Some students marched through their processional and recessional to the sound of traditional flute music while others participated in pipe ceremonies and ended with a pow wow or give-a-way gathering. Each was unique.
The College of the Menominee Nation, finishing its second year of operation, had its first official graduation. Melody Kobs and Ronna Buzmann received their associate of arts degrees in social work, along with other graduates who earned a one-year mastery certificate in applied science.
The event was a student run effort supported by Dr. Candy Waukau. She notes, “Though there is some formality to the ceremony, it [was] very family oriented because the class is so small. We wanted it to be very warm and incorporate as much of the family as we can.”
An in-house graduation, the three guest speakers included Waukau, and the other two reservation residents with doctoral degrees: Dr. Jerilyn Grienon and President Vermae Fowler.
Another young institution, Leech Lake Tribal College, had their ceremony planned by nearly everyone at the college. John Morrow, who headed planning for the graduation ceremony, says he once was solely responsible for the event. But the increase in graduates (and the fact that “you can’t please everyone,” he notes) led to a more inclusive approach.
The school expected about 500 people to cheer on this year’s graduating class of 24 students—five of whom received associate of arts degrees.
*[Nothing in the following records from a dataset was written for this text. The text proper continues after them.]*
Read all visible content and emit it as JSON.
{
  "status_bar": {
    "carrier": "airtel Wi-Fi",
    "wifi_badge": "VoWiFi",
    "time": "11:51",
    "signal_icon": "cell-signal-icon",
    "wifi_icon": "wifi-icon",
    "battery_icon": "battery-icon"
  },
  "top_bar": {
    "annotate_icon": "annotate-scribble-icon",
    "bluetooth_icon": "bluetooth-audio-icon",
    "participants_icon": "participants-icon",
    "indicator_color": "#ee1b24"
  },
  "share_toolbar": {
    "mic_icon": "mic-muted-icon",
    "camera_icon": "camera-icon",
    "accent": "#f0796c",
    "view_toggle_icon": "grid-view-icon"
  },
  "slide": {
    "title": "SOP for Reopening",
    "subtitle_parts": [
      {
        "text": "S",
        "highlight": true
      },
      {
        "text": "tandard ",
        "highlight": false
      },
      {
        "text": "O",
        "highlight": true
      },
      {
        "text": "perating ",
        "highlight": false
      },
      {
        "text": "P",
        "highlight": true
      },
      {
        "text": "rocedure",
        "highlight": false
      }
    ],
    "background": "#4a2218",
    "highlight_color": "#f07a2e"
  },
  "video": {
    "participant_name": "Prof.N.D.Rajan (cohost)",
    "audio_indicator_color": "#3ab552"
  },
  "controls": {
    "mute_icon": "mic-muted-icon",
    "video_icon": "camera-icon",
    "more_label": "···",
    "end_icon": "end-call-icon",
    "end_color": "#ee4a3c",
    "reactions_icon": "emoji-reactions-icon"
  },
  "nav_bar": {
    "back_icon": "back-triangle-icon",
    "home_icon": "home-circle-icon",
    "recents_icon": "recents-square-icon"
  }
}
Others were awarded associate of applied science degrees and diplomas.
The ceremony also celebrated the school’s record enrollment—up from 146 in fall 1993 to 265 the next year. Like the Menominee college, Leech Lake tries to integrate contemporary graduation ceremonies with traditional culture. It included a pipe ceremony before the presentation of degrees and awards—as well as guitar and Indian flute music.
After the graduation ceremony, everyone was invited to attend a “non-contest pow wow” already in progress. Jackets with the school logo were given to students, and a give-away-ceremony for everyone was held.
Nebraska Indian Community College, with three campuses, graduated students on the Santee Reservation on May 20. Like Leech Lake and Menominee, the celebration was a collaborative effort of the entire school—from the decorations printed up by the campus press to the preparations of the ceremony itself.
According to Darcy Peletich and Betty Redleaf, the ceremony reflected a large part of their culture. Students receive two types of diplomas—one made from paper and the other skin. After the ceremony, a meal was served to everyone in the community, followed by a pow wow that went late into the evening.
The college granted an honorary degree to a member from each of the three reservations: David Smith, a Winnebago for Indian Studies; Elmer Blackbird, an Omaha for his contributions as a spiritual leader and adjunct faculty to the college; and Trudell, a Santee, for her contributions as an attorney in California.